Then I see what brings up the end of the Segway parade … a three-wheeled version for oldsters, wisely including a metal basket attached to the rear. With a leap and a bound I am in the last basket passing. I cannot claim this is a discreet or comfy mode of travel, but it is easy on the footpads.
My driver is a white-tufted snowbird in Bermuda shorts the better to showcase stilt-thin yet hairy legs.
Speaking of whiskers, I cannot keep my long and delicate vibrissae from tickling the codger in the calves.
That sounds like a new nursery rhyme, “The codger in the calves.”
This sight must have struck the milling pedestrians as amusing as well. Perhaps my hitching a ride has entertained the masses too. They begin twittering and pointing. When I say “twittering,” I mean it in the old-fashioned sense, but the raised cell phone cameras mean they are also “tweeting” photos of my impressive forward motion, as they say in covering football games on TV.
I am thankful my old man uses antique investigation methods that will keep him from swiping, and then “swiping” Miss Temple’s cell phone. It is possible I may end up on YouTube, the first in the family to go viral.
That would really frost the old dude’s white whiskers. He is the sort who aims at being the only viral feline entity in Las Vegas.

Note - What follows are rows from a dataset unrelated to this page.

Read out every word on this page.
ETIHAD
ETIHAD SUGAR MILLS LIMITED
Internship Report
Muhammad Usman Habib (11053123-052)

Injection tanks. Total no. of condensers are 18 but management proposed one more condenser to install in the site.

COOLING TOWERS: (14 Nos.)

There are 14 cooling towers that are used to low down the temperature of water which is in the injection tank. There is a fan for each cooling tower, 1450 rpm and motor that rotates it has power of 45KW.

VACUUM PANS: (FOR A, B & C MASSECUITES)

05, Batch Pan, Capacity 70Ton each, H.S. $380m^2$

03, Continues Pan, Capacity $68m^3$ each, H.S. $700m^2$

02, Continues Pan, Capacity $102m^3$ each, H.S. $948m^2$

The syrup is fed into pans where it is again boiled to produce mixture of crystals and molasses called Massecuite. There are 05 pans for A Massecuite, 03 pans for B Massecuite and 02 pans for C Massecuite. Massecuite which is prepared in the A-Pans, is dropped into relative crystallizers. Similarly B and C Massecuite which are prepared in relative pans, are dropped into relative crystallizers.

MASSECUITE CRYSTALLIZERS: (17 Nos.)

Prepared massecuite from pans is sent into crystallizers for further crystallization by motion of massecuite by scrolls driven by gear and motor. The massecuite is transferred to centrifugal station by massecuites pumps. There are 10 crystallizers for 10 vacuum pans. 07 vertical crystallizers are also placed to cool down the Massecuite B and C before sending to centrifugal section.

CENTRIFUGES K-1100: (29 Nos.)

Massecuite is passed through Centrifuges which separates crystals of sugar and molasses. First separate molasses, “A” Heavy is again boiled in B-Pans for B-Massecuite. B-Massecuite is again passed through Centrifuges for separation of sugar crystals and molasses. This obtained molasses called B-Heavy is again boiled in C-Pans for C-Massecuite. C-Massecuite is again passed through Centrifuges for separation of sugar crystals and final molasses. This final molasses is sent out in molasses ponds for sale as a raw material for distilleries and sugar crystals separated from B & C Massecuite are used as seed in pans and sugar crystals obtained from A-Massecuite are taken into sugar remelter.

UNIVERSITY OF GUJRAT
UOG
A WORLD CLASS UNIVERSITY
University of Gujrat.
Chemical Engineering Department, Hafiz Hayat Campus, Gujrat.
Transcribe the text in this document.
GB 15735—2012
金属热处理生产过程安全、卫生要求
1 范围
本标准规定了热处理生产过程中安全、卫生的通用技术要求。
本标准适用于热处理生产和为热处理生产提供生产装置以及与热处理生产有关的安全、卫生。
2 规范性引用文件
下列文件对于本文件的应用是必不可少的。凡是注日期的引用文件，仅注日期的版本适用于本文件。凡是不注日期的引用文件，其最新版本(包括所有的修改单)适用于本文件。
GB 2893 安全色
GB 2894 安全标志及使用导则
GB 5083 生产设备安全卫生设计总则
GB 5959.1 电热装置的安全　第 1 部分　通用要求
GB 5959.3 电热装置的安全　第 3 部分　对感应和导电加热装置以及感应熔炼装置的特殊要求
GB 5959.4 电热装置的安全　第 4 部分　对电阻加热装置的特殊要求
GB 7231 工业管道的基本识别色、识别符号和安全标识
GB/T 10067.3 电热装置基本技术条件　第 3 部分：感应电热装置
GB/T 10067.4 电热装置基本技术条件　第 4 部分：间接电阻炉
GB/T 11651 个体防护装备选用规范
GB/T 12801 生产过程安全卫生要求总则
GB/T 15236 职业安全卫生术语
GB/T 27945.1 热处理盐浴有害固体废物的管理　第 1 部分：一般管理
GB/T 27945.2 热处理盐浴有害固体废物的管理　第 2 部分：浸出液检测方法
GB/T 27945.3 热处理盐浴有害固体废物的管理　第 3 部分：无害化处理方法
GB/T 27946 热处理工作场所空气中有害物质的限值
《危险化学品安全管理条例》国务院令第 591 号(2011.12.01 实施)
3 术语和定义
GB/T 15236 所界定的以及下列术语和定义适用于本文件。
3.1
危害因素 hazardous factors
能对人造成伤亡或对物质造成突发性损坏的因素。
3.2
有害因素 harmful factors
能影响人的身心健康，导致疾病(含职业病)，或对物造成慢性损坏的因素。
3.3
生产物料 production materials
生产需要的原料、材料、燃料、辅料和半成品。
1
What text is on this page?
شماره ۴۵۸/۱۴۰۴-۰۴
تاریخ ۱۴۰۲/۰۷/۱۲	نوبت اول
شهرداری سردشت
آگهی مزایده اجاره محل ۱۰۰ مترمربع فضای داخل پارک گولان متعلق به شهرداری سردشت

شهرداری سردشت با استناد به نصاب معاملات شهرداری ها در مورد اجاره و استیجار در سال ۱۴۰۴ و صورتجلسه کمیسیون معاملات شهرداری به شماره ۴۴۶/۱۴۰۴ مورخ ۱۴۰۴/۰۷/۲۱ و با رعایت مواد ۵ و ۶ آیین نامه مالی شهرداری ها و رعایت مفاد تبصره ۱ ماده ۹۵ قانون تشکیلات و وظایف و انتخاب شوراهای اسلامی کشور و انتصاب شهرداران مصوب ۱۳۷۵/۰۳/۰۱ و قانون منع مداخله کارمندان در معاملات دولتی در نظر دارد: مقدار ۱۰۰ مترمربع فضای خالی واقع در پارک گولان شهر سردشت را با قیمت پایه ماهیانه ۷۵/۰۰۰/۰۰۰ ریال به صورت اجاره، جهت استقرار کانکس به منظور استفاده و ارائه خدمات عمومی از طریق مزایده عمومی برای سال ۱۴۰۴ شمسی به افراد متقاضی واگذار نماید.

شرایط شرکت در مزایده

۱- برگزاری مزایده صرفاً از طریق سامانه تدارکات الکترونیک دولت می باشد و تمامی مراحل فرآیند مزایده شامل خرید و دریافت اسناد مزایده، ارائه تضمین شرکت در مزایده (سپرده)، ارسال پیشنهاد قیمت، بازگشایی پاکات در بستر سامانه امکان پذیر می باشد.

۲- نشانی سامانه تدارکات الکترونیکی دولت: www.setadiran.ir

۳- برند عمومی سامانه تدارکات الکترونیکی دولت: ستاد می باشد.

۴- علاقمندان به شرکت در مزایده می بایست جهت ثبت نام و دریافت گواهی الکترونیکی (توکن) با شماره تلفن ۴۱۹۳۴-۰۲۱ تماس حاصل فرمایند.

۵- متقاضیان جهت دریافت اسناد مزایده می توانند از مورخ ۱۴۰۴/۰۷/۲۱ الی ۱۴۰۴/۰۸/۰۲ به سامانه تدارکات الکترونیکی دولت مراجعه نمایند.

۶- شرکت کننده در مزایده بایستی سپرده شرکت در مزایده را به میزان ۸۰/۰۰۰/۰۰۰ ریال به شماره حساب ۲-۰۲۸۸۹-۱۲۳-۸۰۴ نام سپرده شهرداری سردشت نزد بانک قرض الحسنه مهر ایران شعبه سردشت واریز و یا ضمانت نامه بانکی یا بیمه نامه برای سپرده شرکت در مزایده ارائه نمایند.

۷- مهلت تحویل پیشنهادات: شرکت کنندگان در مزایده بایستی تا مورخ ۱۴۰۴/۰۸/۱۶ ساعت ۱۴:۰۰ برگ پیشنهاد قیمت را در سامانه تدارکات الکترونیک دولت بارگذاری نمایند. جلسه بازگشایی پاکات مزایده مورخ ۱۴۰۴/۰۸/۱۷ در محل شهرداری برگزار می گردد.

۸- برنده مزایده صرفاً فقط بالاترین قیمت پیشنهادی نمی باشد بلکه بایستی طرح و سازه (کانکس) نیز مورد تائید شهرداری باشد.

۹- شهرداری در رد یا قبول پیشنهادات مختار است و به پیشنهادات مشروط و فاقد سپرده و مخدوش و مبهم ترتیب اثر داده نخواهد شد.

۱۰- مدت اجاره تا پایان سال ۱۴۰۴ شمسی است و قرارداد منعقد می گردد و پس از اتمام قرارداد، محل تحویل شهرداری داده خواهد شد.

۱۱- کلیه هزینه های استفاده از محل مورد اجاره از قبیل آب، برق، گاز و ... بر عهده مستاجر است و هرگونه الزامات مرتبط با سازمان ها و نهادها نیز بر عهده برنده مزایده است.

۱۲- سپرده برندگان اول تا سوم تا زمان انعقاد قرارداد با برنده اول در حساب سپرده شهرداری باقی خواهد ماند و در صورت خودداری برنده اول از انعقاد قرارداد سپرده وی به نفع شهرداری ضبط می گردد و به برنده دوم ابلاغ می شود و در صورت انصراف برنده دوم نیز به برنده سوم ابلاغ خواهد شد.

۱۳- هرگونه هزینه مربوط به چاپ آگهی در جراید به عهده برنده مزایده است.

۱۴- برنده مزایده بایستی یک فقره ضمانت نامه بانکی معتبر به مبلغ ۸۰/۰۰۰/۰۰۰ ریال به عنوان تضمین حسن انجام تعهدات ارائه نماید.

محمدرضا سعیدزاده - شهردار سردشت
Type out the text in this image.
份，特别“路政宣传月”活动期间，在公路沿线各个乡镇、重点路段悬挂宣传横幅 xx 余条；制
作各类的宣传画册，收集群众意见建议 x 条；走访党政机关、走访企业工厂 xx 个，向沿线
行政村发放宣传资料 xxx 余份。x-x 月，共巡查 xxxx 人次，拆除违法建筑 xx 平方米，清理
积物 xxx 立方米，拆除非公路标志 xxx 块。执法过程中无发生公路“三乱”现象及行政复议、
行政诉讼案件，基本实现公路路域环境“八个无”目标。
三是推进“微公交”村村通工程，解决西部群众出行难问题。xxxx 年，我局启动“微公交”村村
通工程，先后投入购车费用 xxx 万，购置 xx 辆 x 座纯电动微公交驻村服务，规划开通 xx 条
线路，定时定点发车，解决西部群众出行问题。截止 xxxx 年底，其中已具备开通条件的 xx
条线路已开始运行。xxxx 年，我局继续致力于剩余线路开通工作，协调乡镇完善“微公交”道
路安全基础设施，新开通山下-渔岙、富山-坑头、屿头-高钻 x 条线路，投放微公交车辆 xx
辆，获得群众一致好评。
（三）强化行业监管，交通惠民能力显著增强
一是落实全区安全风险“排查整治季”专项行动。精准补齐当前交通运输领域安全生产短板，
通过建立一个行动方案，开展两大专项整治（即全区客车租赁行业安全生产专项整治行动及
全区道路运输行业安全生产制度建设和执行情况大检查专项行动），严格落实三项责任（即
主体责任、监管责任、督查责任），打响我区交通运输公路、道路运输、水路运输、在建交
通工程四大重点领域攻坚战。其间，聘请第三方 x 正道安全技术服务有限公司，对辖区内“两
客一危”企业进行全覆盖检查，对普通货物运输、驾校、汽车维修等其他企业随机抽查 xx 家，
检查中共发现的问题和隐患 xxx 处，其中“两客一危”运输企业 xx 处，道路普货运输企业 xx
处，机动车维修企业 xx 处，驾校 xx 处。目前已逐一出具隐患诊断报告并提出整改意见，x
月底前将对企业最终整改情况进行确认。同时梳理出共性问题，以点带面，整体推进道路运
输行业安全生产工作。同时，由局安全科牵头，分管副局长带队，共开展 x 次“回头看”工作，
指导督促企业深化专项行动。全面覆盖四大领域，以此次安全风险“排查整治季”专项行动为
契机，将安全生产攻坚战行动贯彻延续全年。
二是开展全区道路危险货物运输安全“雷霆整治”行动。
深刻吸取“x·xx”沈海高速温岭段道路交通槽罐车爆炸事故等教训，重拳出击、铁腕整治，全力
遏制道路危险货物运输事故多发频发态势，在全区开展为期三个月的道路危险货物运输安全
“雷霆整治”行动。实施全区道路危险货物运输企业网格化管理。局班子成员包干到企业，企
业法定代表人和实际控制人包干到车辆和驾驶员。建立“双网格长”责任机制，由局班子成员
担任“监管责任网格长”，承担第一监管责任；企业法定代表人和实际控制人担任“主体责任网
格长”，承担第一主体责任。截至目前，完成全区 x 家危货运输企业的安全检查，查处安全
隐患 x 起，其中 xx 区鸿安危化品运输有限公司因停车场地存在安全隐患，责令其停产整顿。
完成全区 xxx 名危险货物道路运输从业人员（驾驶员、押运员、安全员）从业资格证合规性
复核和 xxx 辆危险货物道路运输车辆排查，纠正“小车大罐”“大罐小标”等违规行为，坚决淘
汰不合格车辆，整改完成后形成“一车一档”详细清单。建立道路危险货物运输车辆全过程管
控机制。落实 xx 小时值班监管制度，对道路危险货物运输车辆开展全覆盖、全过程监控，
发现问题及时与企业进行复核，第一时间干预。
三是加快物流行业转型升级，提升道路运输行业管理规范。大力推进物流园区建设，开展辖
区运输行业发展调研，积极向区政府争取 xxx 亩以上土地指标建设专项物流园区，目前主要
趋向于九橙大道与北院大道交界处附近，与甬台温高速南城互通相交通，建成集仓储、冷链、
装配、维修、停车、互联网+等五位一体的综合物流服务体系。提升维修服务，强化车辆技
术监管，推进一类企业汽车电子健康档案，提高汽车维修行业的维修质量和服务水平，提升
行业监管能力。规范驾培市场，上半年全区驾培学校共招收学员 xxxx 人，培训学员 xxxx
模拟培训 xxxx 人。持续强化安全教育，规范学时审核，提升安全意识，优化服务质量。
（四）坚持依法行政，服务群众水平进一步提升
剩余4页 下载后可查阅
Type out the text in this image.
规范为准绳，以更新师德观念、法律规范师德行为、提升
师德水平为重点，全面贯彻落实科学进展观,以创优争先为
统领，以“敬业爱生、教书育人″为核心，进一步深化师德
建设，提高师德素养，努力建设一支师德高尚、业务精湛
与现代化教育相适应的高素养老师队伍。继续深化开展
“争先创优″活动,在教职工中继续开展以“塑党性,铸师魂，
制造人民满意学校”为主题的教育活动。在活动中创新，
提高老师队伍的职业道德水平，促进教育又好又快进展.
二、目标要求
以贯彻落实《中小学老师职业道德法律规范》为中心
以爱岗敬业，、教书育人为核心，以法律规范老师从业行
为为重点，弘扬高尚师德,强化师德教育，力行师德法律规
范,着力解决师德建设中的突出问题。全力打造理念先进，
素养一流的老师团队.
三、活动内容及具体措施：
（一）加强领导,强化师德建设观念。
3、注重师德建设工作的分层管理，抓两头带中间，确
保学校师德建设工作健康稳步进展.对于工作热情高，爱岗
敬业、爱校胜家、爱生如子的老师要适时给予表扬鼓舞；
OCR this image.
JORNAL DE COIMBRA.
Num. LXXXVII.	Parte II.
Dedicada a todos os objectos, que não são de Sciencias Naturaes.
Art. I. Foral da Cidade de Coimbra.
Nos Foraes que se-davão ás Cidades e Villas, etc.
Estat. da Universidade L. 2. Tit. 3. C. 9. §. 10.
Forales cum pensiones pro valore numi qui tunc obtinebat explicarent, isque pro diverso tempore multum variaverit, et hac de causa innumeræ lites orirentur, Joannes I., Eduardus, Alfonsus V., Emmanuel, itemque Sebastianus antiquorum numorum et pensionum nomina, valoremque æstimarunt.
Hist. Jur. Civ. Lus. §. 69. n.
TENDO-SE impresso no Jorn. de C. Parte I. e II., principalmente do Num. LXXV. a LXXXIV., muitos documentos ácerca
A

Meanwhile, my Ride of Fame continues. My unintended chauffeur beams and doffs his plaid fishing cap with one hand, taking a bow. He simultaneously rubs his tickled calves on the basket grid while I offer pointed warnings by boxing his ankles with my famous Front Four defense, to continue the football analogy.
Whole lines of people on foot are stopping to stare and laugh. Dollar bills are showering over me and into my basket. I am about to turn to take a bow when my oblivious chauffeur, his head so turned by the attention, loses all concentration. His three-wheeled chariot runs straight into a palm tree trunk.
I had not anticipated such an abrupt stop and could clearly claim whiplash, but that would be fraud. In one fluid motion I do a triple back-twist out of the basket onto the sidewalk, landing on my tippy toes, to much applause and further media commemoration. This will outdo my unadmitted sire’s recent local TV news caper finding the bodiless, booted feet in the dried-up bed portion of Lake Mead.